Microsoft Virtual Server inside of VMware ESXi virtual machine

Virtual machines inside of virtual machines like to sleep around.  But maybe I should give you some context!

I just moved an SBS 2008 installation from a physical server to a virtual machine. It’s a temporary thing until we rebuild the whole server in a couple of weeks, but it’s one of the steps. The physical SBS box had Microsoft Virtual Server installed on it running Blackberry software for Exchange (just for one user, but he’s the owner so it’s important that it keep working!). Once the virtual machine was up and running (hosted on VMware ESXi 5.0 free), everything seemed to be going fine until I took a look at the Blackberry server. I had to change the networking in Virtual Server to use the new virtual network card (instead of the old physical one). Then I booted the virtual-inside-virtual machine….and lost networking to the SBS VM!

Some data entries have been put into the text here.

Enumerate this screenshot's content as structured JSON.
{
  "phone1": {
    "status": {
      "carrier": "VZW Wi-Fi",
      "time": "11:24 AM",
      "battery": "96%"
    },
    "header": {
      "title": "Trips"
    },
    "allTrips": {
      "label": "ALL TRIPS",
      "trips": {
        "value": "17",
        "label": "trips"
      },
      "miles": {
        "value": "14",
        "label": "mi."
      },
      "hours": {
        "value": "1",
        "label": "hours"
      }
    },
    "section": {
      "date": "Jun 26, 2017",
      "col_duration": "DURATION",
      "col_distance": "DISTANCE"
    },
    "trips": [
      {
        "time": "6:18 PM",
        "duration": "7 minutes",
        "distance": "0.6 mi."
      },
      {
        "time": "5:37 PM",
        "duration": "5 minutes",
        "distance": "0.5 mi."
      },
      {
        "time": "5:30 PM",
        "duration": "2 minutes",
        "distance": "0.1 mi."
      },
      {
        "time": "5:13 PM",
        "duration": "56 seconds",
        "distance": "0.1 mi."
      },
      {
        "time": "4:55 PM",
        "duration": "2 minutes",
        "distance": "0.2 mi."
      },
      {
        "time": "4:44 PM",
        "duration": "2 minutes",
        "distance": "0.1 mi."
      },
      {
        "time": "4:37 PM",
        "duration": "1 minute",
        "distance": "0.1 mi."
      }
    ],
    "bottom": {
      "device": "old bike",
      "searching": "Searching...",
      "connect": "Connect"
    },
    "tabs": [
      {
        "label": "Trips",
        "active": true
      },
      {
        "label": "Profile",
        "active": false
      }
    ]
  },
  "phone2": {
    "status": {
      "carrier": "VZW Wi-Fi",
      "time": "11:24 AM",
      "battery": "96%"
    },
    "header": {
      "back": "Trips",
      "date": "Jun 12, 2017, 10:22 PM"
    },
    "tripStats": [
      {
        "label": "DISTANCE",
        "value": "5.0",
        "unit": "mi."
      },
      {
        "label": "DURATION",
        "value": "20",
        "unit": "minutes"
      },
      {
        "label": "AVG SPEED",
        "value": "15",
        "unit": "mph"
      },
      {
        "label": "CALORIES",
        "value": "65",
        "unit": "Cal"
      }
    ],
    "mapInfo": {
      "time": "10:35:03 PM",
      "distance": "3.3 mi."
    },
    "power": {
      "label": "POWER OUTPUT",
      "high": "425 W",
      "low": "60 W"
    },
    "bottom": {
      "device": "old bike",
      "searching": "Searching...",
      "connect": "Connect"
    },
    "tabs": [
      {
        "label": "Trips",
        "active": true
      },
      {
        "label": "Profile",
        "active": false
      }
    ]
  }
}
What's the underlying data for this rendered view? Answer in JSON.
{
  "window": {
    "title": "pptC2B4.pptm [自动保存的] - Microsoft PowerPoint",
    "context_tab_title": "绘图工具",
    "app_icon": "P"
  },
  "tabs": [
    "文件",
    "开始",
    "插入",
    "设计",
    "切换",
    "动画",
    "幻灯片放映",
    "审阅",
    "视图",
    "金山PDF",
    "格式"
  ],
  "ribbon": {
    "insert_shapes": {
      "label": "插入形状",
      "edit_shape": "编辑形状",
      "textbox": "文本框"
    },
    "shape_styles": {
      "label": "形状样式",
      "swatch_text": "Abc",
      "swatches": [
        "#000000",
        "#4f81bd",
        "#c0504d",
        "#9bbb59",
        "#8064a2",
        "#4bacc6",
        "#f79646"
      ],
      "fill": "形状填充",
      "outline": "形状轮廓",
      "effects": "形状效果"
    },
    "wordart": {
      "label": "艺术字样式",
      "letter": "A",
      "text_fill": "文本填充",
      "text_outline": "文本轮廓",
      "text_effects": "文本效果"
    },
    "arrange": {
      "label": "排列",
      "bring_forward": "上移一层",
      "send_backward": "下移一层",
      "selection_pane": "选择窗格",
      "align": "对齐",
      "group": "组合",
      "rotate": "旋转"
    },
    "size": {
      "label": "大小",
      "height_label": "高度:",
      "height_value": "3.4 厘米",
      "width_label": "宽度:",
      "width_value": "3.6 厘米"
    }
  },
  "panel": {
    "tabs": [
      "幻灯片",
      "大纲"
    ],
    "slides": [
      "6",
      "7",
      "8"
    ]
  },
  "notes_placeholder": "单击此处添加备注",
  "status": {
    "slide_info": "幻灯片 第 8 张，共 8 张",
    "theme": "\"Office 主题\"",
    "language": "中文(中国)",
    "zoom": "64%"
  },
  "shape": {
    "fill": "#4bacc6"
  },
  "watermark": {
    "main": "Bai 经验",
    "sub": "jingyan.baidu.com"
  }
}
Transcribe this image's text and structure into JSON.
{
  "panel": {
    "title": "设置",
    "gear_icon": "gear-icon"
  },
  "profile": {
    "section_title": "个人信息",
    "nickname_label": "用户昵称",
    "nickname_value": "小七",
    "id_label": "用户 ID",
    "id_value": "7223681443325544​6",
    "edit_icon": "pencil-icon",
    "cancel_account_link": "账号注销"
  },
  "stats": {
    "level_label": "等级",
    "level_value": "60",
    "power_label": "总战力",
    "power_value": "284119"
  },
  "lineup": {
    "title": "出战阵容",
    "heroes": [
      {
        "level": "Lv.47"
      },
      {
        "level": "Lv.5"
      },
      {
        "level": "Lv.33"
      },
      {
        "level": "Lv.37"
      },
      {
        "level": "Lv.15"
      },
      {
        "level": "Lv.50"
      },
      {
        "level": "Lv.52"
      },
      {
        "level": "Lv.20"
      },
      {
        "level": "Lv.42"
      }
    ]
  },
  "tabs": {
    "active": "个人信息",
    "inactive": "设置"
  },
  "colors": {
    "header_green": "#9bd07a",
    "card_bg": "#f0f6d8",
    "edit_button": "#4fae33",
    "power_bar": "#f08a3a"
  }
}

I’ll save you the extended details of troubleshooting, which involved some reboots and reconfigurations and resets. The solution was go into the VMware vSphere Client, click on the host at the left, then on the Configuration tab, and then on Networking on the Hardware submenu. I clicked on Properties of vSwitch0, and then edited the vSwitch configuration. On the Security tab, I changed Promiscuous Mode from Reject to Accept, and OK’d my way out of all the settings screens. This is a great security feature but prevents the use of sub-virtualized machines that require promiscuous mode (now you see why I mentioned sleeping around?).

One thing I also did was add a second virtual network card to the SBS machine and unbind it from IPv4 and IPv6, but assign it as the physical card used by Microsoft Virtual Server for the Blackberry virtual machine. This gives me a little logical separation between the NIC used by the SBS system and the one used by Blackberry, though it doesn’t gain me much given the overall setup. It was more one of my troubleshooting changes I decided was worth keeping. You do still have to enable Promiscuous Mode for the Virtual Server to get network connectivity (a hint was that with the defaults, broadcast traffic worked because the NIC would get an IP via DHCP, but unicast traffic would fail; broadcast traffic was functioning even with Promiscuous Mode disabled!).

I’ve dealt with Promiscuous Mode before to get firewalls working in VMware, such as pfSense, which is why I though to check on the setting eventually. I’m happy that my past experience was able to help with my current one, and now I’ve shared with you and, hopefully, future Googlers looking for a solution to a similar problem!